Why No Man Should Ever Sing “House of the Rising Sun” Again

Music can give you sustenance during spiritually meager times, and this spring I kept going back to Joan Baez’ first album again and again.

Joanbaez

Recorded here in New York City in the summer of 1960, Joan Baez (the album) is a spare production of folk classics. She was only 19, and no one had heard of Dylan and she wasn’t a spokesperson for anything just yet, and the songs are all stories more than statements – and sung by that voice. Lots of them, songs like “East Virginia,” come off as so lively precisely because she’s still such a girl, and the heartache of lost love is palpable in them. “Silver Dagger” is her version of  “Katie Dear,” a ballad of doomed love which, because it’s sung in the first person from the girl’s perspective, is darker and scarier.

These songs also evoke the macabre Appalachian heart of America, our people, and an old soul of a girl who can stare into it without fear, with nothing but clarity.

Last week when the President announced his decision to pull out of the Paris Climate Agreement, I naturally started thinking hard about Appalachia and its mythical meaning to us (more on that soon). Coincidentally, it was also the week the art scene in my former hometown of Minneapolis hosted a controversy about racism in art, in Sam Durrant’s Scaffold at the Walker Art Center. A white artist was the wrong artist to tell the story of the mass execution of Dakotas during the great uprising, they said.

I rarely get excited about artists or writers overstepping the bounds of what content they’re allowed to take on. Is this my white male privilege? Maybe, but I’m more inclined to agree with Jerry Saltz of New York Magazine: “The real problem with [Scaffold] is that ALL its supposed content is in the work’s explanatory wall label,” a damning comment about lots of political art, no matter who’s controlling the story.

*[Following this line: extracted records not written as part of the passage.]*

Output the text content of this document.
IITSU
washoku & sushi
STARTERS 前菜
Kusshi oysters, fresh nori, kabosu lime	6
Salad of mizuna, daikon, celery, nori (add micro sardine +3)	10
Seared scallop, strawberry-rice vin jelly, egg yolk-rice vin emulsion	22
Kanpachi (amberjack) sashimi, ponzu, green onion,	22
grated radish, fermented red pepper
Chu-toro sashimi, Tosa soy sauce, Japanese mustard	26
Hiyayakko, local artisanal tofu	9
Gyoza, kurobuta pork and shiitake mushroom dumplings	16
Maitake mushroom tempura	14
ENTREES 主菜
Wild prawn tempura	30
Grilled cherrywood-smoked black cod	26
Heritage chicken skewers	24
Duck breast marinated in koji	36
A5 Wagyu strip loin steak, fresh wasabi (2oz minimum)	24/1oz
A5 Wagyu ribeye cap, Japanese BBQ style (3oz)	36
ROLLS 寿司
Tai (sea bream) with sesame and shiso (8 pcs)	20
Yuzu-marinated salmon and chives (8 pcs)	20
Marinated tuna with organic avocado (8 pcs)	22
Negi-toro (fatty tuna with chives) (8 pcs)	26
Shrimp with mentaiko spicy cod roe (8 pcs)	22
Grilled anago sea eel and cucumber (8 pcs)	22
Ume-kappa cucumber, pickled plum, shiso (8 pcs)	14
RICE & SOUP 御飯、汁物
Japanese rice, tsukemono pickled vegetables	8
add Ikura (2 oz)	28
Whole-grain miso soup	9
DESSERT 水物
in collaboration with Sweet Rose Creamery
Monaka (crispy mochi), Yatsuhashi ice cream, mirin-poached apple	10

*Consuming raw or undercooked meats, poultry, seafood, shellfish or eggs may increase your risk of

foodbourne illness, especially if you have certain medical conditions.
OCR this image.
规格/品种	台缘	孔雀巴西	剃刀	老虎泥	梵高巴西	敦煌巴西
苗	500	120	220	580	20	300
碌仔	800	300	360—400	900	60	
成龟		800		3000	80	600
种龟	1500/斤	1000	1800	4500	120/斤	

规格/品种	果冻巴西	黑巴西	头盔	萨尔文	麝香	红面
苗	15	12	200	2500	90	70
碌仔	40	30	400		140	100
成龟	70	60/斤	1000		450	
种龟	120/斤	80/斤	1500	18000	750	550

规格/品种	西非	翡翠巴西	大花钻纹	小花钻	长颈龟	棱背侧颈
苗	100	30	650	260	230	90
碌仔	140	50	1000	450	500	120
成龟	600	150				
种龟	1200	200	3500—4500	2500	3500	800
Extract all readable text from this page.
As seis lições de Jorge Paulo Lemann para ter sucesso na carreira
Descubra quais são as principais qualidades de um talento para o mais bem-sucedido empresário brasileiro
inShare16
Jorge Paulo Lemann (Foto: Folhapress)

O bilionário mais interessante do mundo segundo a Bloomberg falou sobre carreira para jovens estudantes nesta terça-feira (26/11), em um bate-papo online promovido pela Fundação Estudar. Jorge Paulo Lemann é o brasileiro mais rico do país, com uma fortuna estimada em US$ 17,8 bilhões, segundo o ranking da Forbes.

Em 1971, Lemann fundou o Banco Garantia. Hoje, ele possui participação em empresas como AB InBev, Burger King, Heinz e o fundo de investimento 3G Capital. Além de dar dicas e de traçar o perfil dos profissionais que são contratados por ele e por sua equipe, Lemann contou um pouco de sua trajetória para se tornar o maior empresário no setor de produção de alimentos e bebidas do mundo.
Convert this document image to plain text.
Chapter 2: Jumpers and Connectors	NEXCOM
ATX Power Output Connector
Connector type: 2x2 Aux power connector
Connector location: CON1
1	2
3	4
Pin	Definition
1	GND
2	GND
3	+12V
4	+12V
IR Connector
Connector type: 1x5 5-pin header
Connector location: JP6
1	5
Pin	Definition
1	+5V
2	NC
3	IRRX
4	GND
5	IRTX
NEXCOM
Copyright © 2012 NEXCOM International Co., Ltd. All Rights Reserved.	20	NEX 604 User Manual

But even I had just determined, after listening to Baez’ “House of the Rising Sun” dozens of times this year, that no man should ever sing that song again. The Animals’ version, which is part of the classic rock canon you just can’t avoid, is utterly lifeless. “It’s been the ruin of many a poor boy” changes the meaning of the story. Eric Burden wasn’t the first man to sing it – even Dylan had a version of it – but that doesn’t mean we should ever  have to listen to it.

It’s about a girl in a whorehouse, a “ruined” woman, and devastating in a first-person version by an artistic giant like Baez:

Can we at least agree on that? If your telling the story is going to screw it up, leave it alone.